Fonseca, un disastro tattico: la difesa giallorossa è un colabrodo

Paulo Fonseca (Getty Images)

(R.Rodio) – Basterebbero i numeri, i dati più spiccioli, per far capire come sia stata disastrosa la stagione della Roma. In particolare a livello tattico e strategico, con attenzione particolare ad una fase difensiva mai apprezzabile.

I giallorossi, sotto la guida di Paulo Fonseca tra il 2019 ed il 2021, hanno incassato 107 reti in campionato. Una cifra impressionante, con ancora due gare della stagione in corso da disputare. Numeri da media-bassa classifica, nonostante la sua Roma fosse comunque, a prescindere dal piazzamento attuale, in corsa per i primi quattro posti.

Altro numero che spaventa: la seconda Roma fonsechiana ha subito gol da tutte le 19 contendenti di Serie A, tranne una. L’Udinese è l’unica squadra che tra andata e ritorno non è riuscita a bucare la porta di Pau Lopez e Mirante.

Ma di chi è la colpa di questo disastro? Non va certo trovato un unico capro espiatorio, ma di certo la Roma non può considerare i propri difensori dei brocchi all’improvviso, visto che nelle proprie fila vanta elementi ben rilevanti: Mancini è nel giro della Nazionale italiana, Ibanez e Kumbulla considerati da tutti due stelle nascenti, Smalling un leader d’esperienza. Senza parlare dei terzini Karsdorp e Spinazzola e della ‘generosità’ di Bruno Peres.
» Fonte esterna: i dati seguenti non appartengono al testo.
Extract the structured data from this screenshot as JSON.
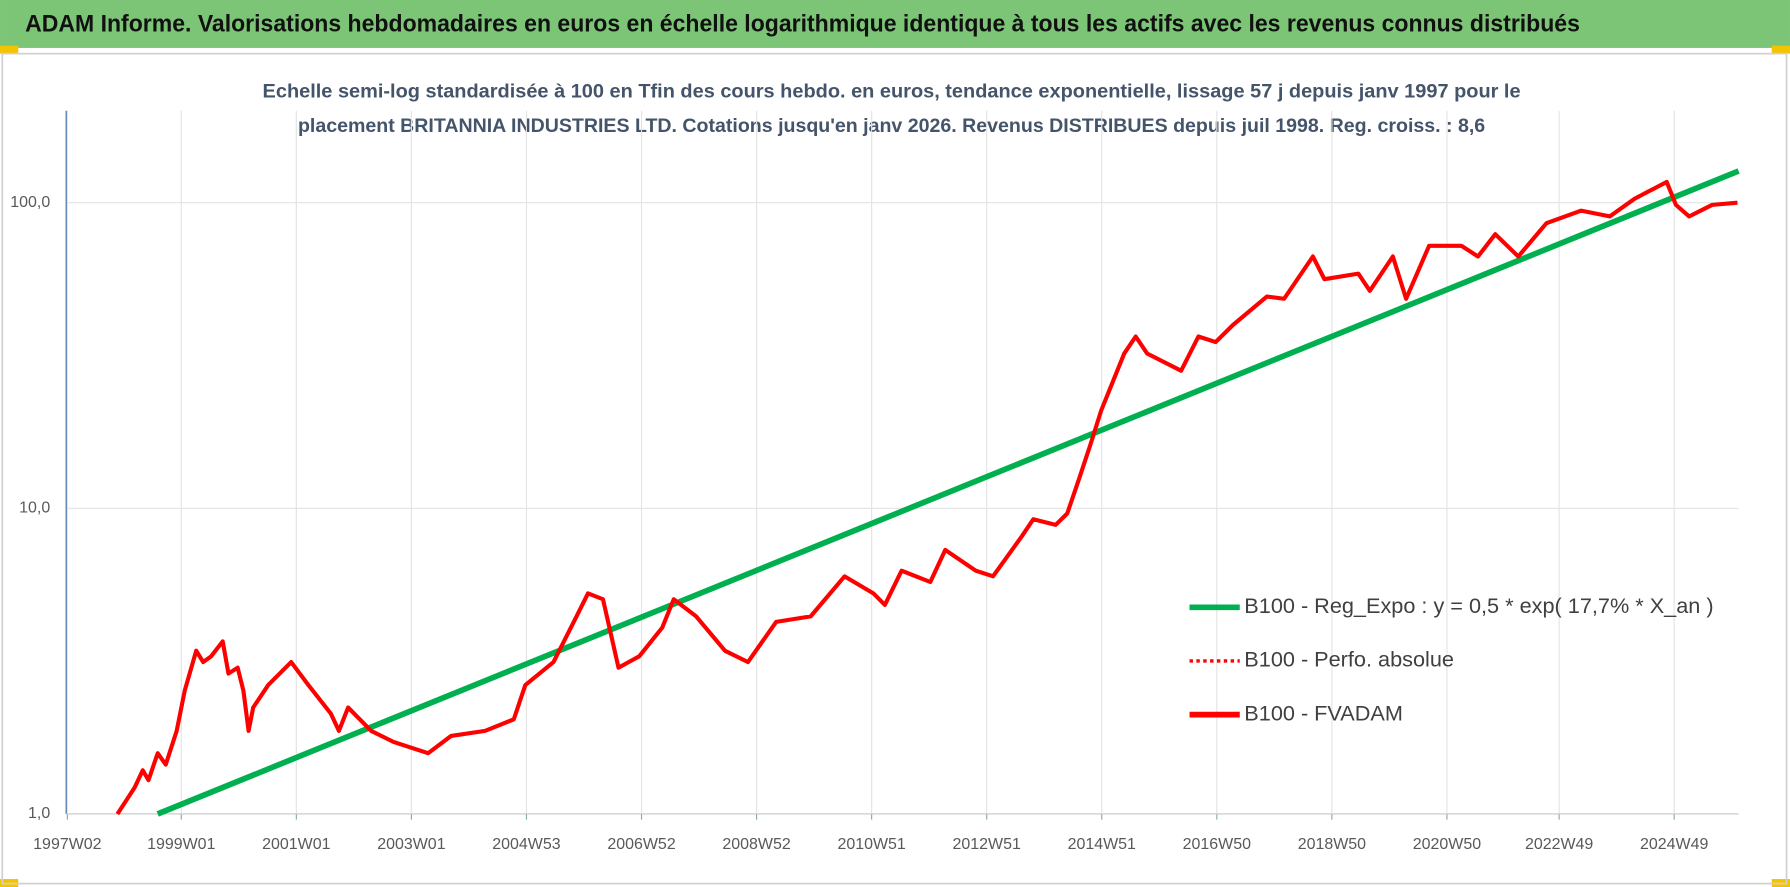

Il problema è la preparazione difensiva, che comprende i movimenti e le posizioni di tutti i reparti. Così come l’attenzione troppo spesso carente. Qui iniziano i difetti di Fonseca e del suo staff, che già dalla stagione 2019-20 aveva messo in mostra una incapacità di preparare la fase di contenimento, tranne in qualche sporadica prestazione da clean sheet.

Il passaggio dalla linea a 4, sempre utilizzata in passato da Fonseca, a quella a tre nel periodo post-lockdown sembrava aver rivoluzionato la Roma. Nel luglio-agosto 2020 i giallorossi, schierati con una sorta di 3-4-3, hanno perso solo una partita a Napoli, per poi ottenere 8 risultati utili consecutivi e 11 reti subite, un dato non così eccessivo.

Ma nel calcio si sa, non basta un esperimento per migliorare e creare un progetto tattico concreto. Serve allenamento, esperienza e gli interpreti giusti. Nel 2020-21 la difesa a tre di Fonseca è stata letteralmente devastata. Il suo modulo ha visto i tre centrali troppo spesso isolati, incapaci di difendere a zona e poco inclini a mandare in off-side gli attaccanti avversari.

Per non parlare dei numerosi errori in fase di impostazione, visto che gente come Ibanez o Kumbulla non sono effettivamente in grado di far partire l’azione. Senza l’aiuto degli esterni e di un mediano vero e proprio, il modulo di Fonseca ha iniziato a fare acqua da tutte le parti. Non a caso sono arrivate le goleade subite contro Atalanta, Lazio e Manchester United. Neanche l’inserimento di Cristante come centrale d’eccezione ha migliorato le cose.

I costanti infortuni di Smalling hanno complicato le cose per gran parte dell’annata. Fonseca è stato persino costretto a ripescare elementi ormai in cantina come Fazio, Juan Jesus e Santon, o gettare nella mischia l’inesperto Reynolds, continuando a fare figuracce assolute. Tutto ciò ha messo in luce uan fase difensiva scialba e distratta, ma anche le qualità forse sopravvalutate dei calciatori romanisti.

Nelle ultime gare Fonseca è tornato alla linea a quattro. Si dice sia un’indicazione del suo futuro successore e compaesano José Mourinho, che ama costruire le proprie squadre proprio su questo tipo di schieramento arretrato. Ma le cose non sono cambiate: formazione lunga, zero protezione dal centrocampo e difensori lasciati soli al loro destino. Inter-Roma 3-1 di ieri è l’esempio di come il tecnico ex Shakhtar non abbia lavorato sulle coperture preventive, sul baricentro da abbassare, sulla fase di pressione costantemente mal eseguita.

Un fallimento tattico generale testimoniato dai numeri che abbiamo già citato. La speranza futura è che Mourinho riparta proprio da questo, impostando una Roma meno spettacolare e votata al possesso palla ma più tendente al ‘non prenderle’, all’equilibrio e alla concretezza. Agendo sì sul mercato estivo, ma soprattutto nella preparazione, nel lavoro e nell’assimilazione di idee calcistiche meno moderne e più pratiche.